More than 2,000 cyclists of all ages along with various sponsors gathered early Sunday morning for Tour De Pink’s fourth annual cancer awareness bike ride at Prairie View A&M University.

Continental Airlines, Energy Drink, Clif, and Bike Sport were just a few of the many sponsors who helped raise money for the event. Compass Bank was the present sponsor for Tour De Pink. Balloons were used as markers to signal cyclists when to start. There were 12, 23, 47, 63, 80, and 100 mile courses.

Kara Willis, a senior agriculture economics major, is passionate about the race because cancer hits so closely to home.

“Tour de Pink is especially important to me because my stepmother is a 10 year survivor of breast cancer,” Willis said.

Willis and her family also ran for the Susan G. Komen Race for the Cure held in Washington D.C.

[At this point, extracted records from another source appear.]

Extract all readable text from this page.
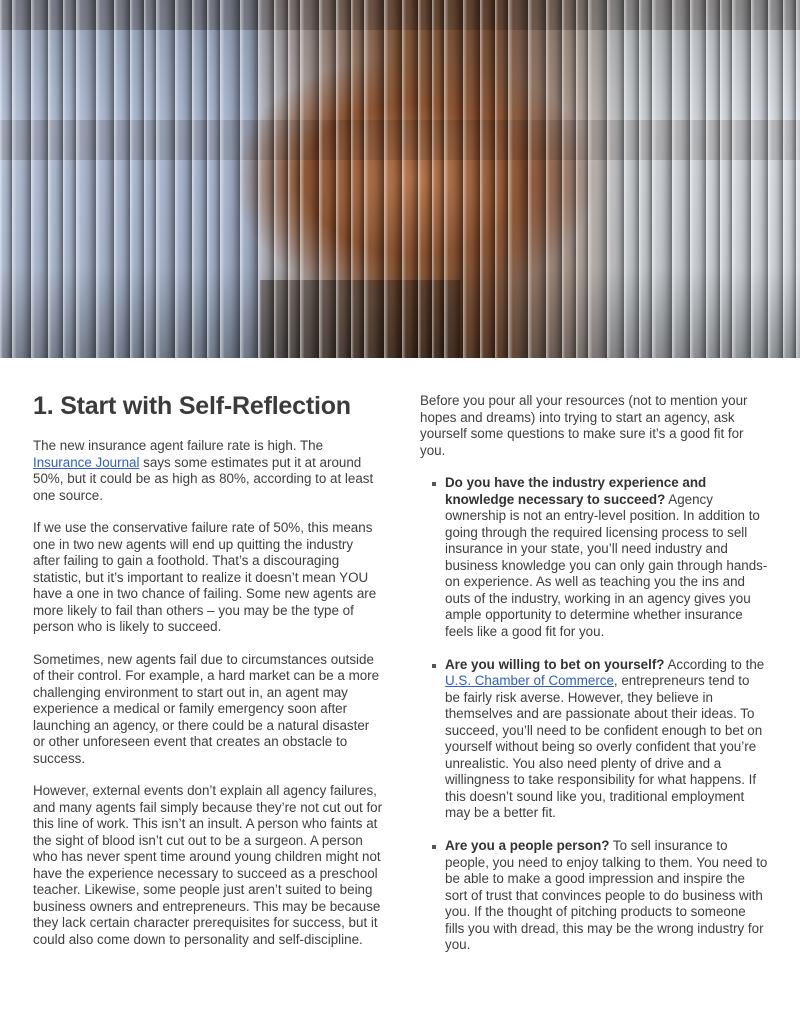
1. Start with Self-Reflection

The new insurance agent failure rate is high. The Insurance Journal says some estimates put it at around 50%, but it could be as high as 80%, according to at least one source.

If we use the conservative failure rate of 50%, this means one in two new agents will end up quitting the industry after failing to gain a foothold. That’s a discouraging statistic, but it’s important to realize it doesn’t mean YOU have a one in two chance of failing. Some new agents are more likely to fail than others – you may be the type of person who is likely to succeed.

Sometimes, new agents fail due to circumstances outside of their control. For example, a hard market can be a more challenging environment to start out in, an agent may experience a medical or family emergency soon after launching an agency, or there could be a natural disaster or other unforeseen event that creates an obstacle to success.

However, external events don’t explain all agency failures, and many agents fail simply because they’re not cut out for this line of work. This isn’t an insult. A person who faints at the sight of blood isn’t cut out to be a surgeon. A person who has never spent time around young children might not have the experience necessary to succeed as a preschool teacher. Likewise, some people just aren’t suited to being business owners and entrepreneurs. This may be because they lack certain character prerequisites for success, but it could also come down to personality and self-discipline.

Before you pour all your resources (not to mention your hopes and dreams) into trying to start an agency, ask yourself some questions to make sure it’s a good fit for you.

Do you have the industry experience and knowledge necessary to succeed? Agency ownership is not an entry-level position. In addition to going through the required licensing process to sell insurance in your state, you’ll need industry and business knowledge you can only gain through hands-on experience. As well as teaching you the ins and outs of the industry, working in an agency gives you ample opportunity to determine whether insurance feels like a good fit for you.
Are you willing to bet on yourself? According to the U.S. Chamber of Commerce, entrepreneurs tend to be fairly risk averse. However, they believe in themselves and are passionate about their ideas. To succeed, you’ll need to be confident enough to bet on yourself without being so overly confident that you’re unrealistic. You also need plenty of drive and a willingness to take responsibility for what happens. If this doesn’t sound like you, traditional employment may be a better fit.
Are you a people person? To sell insurance to people, you need to enjoy talking to them. You need to be able to make a good impression and inspire the sort of trust that convinces people to do business with you. If the thought of pitching products to someone fills you with dread, this may be the wrong industry for you.
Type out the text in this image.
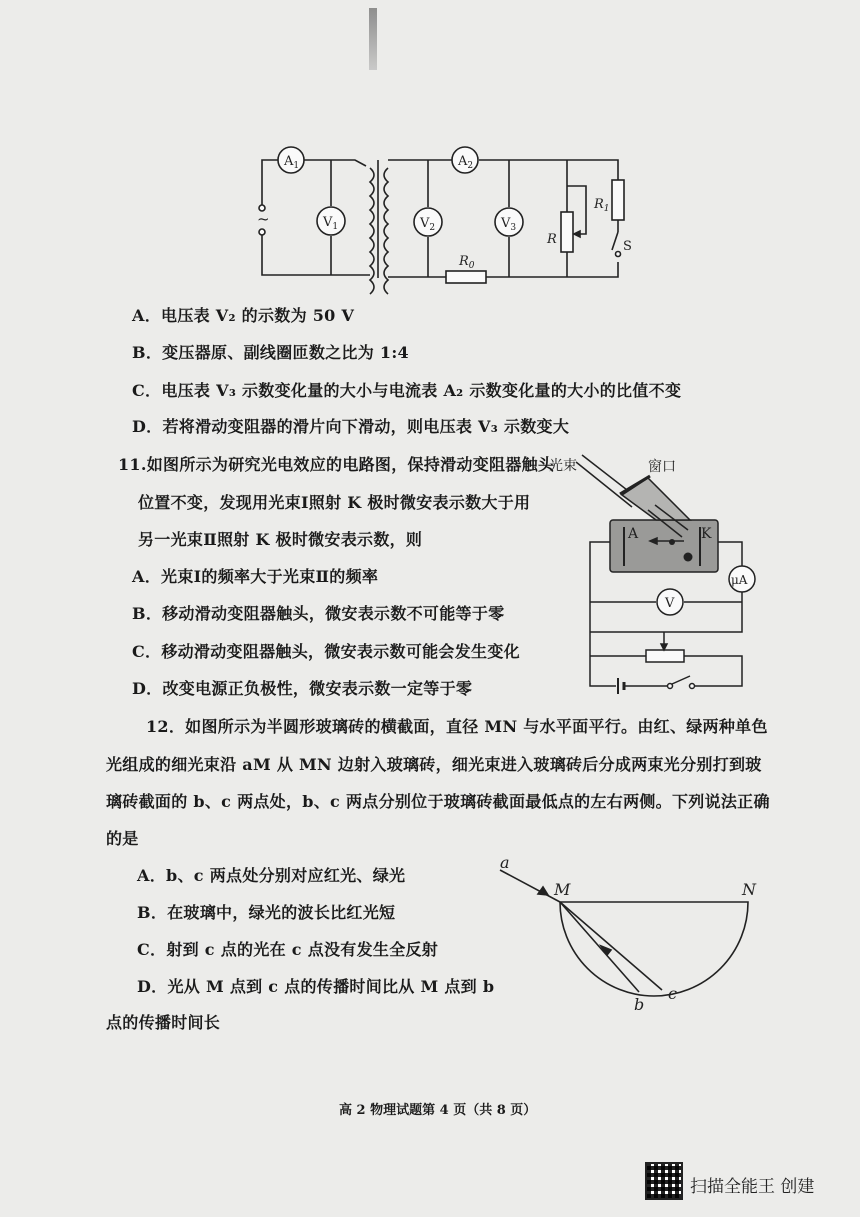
$A_1$
$V_1$
$A_2$
$V_2$	$V_3$
$R_0$
$R_1$
R	S
~
A．电压表 V₂ 的示数为 50 V
B．变压器原、副线圈匝数之比为 1:4
C．电压表 V₃ 示数变化量的大小与电流表 A₂ 示数变化量的大小的比值不变
D．若将滑动变阻器的滑片向下滑动，则电压表 V₃ 示数变大
11.如图所示为研究光电效应的电路图，保持滑动变阻器触头
位置不变，发现用光束Ⅰ照射 K 极时微安表示数大于用
另一光束Ⅱ照射 K 极时微安表示数，则
A．光束Ⅰ的频率大于光束Ⅱ的频率
B．移动滑动变阻器触头，微安表示数不可能等于零
C．移动滑动变阻器触头，微安表示数可能会发生变化
D．改变电源正负极性，微安表示数一定等于零
光束	窗口
A	K
μA
V
12．如图所示为半圆形玻璃砖的横截面，直径 MN 与水平面平行。由红、绿两种单色
光组成的细光束沿 aM 从 MN 边射入玻璃砖，细光束进入玻璃砖后分成两束光分别打到玻
璃砖截面的 b、c 两点处，b、c 两点分别位于玻璃砖截面最低点的左右两侧。下列说法正确
的是
A．b、c 两点处分别对应红光、绿光
B．在玻璃中，绿光的波长比红光短
C．射到 c 点的光在 c 点没有发生全反射
D．光从 M 点到 c 点的传播时间比从 M 点到 b
点的传播时间长
a
M	N
b
c
高 2 物理试题第 4 页（共 8 页）
扫描全能王 创建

Loubel Cruz, associate director of Pink Ribbon Project, was responsible for organizing the event. Cruz said anyone could register as a volunteer by going online and signing up on the Web site www.pinkribbon.org. She also encouraged students to come and help out. “We would love to have all Prairie View students volunteer for us.” Volunteers for this year’s Tour De Pink were “able to help cyclists around the campus,” and also, “be energetic cheerleaders for the cyclists,” said Cruz.

The goal for Tour De Pink is to raise money while educating people about cancer, “We hope to raise more than $350,000 to better cancer education, outreach, and awareness,” said Cruz. There was a mammogram van that sat outside of the Willie Tempton Memorial Student Center all day for everyone to come inside and see how the equipment in the van functioned.

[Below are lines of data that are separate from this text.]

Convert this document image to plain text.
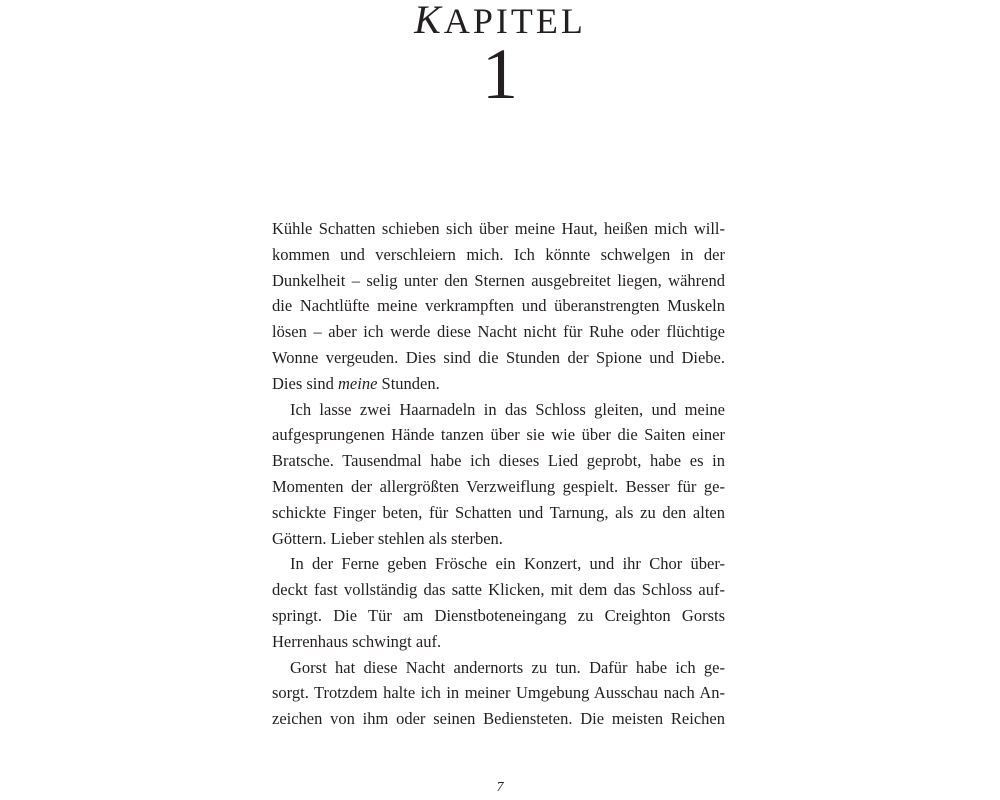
KAPITEL
1

Kühle Schatten schieben sich über meine Haut, heißen mich will-
kommen und verschleiern mich. Ich könnte schwelgen in der
Dunkelheit – selig unter den Sternen ausgebreitet liegen, während
die Nachtlüfte meine verkrampften und überanstrengten Muskeln
lösen – aber ich werde diese Nacht nicht für Ruhe oder flüchtige
Wonne vergeuden. Dies sind die Stunden der Spione und Diebe.
Dies sind meine Stunden.

Ich lasse zwei Haarnadeln in das Schloss gleiten, und meine
aufgesprungenen Hände tanzen über sie wie über die Saiten einer
Bratsche. Tausendmal habe ich dieses Lied geprobt, habe es in
Momenten der allergrößten Verzweiflung gespielt. Besser für ge-
schickte Finger beten, für Schatten und Tarnung, als zu den alten
Göttern. Lieber stehlen als sterben.

In der Ferne geben Frösche ein Konzert, und ihr Chor über-
deckt fast vollständig das satte Klicken, mit dem das Schloss auf-
springt. Die Tür am Dienstboteneingang zu Creighton Gorsts
Herrenhaus schwingt auf.

Gorst hat diese Nacht andernorts zu tun. Dafür habe ich ge-
sorgt. Trotzdem halte ich in meiner Umgebung Ausschau nach An-
zeichen von ihm oder seinen Bediensteten. Die meisten Reichen

7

Loretta Hamser, director of Imaging Service for Harris County Hospital District, Sanjuanita “San” Rodriguez, clerk and translator, and mammography technician Michelle Miller drive the van around the Houston area and go to patients who have no health insurance and provide service to hospitals that don’t have the equipment needed. Hamser said, “Over 350,000 people in the Houston area are uninsured with 83,000 of those being women over the age of 40.”

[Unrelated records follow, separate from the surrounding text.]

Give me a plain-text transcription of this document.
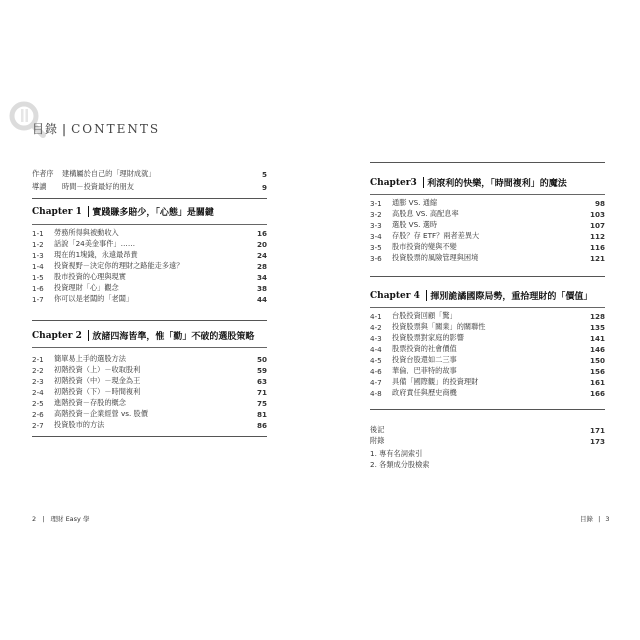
目錄 | CONTENTS
作者序	建構屬於自己的「理財成就」	5
導讀	時間－投資最好的朋友	9
Chapter 1 實踐賺多賠少，「心態」是關鍵
1-1	勞務所得與被動收入	16
1-2	話說「24美金事件」……	20
1-3	現在的1塊錢，永遠最昂貴	24
1-4	投資視野－決定你的理財之路能走多遠？	28
1-5	股市投資的心理與現實	34
1-6	投資理財「心」觀念	38
1-7	你可以是老闆的「老闆」	44
Chapter 2 放諸四海皆準，惟「勤」不破的選股策略
2-1	簡單易上手的選股方法	50
2-2	初階投資（上）－收取股利	59
2-3	初階投資（中）－現金為王	63
2-4	初階投資（下）－時間複利	71
2-5	進階投資－存股的概念	75
2-6	高階投資－企業經營 vs. 股價	81
2-7	投資股市的方法	86
2 | 理財 Easy 學
Chapter3 利滾利的快樂，「時間複利」的魔法
3-1	通膨 VS. 通縮	98
3-2	高股息 VS. 高配息率	103
3-3	選股 VS. 選時	107
3-4	存股？存 ETF？兩者差異大	112
3-5	股市投資的變與不變	116
3-6	投資股票的風險管理與困境	121
Chapter 4 揮別詭譎國際局勢，重拾理財的「價值」
4-1	台股投資回顧「驚」	128
4-2	投資股票與「關業」的關聯性	135
4-3	投資股票對家庭的影響	141
4-4	股票投資的社會價值	146
4-5	投資台股還如二三事	150
4-6	華倫．巴菲特的故事	156
4-7	具備「國際觀」的投資理財	161
4-8	政府責任與歷史商機	166
後記	171
附錄	173
1. 專有名詞索引
2. 各類成分股檢索
目錄 | 3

African American women are also at a higher risk for breast cancer because the cancer is found at a later stage due to lack of knowledge, said Hamser. She said that breast cancer is more aggressive in African American women and Hispanic women. Men are affected as well. “One of every thousand cases is a male,” said Hamser. “Some cases are more advanced than others because it’s close to the chest wall,” there’s no fat between the cancer and the chest wall, and men also may feel a lump but don’t get it checked out, said Hamser.

According to Hamser, the rule is that those aged 40 and over should get a checkup every year. Exceptions are considered for those who have someone in their immediate family with cancer. “If a young woman has a mother who was diagnosed with cancer at 40, then she should get a checkup ten years earlier,” said Hamser. This kind of checkup is called a high-risk screening.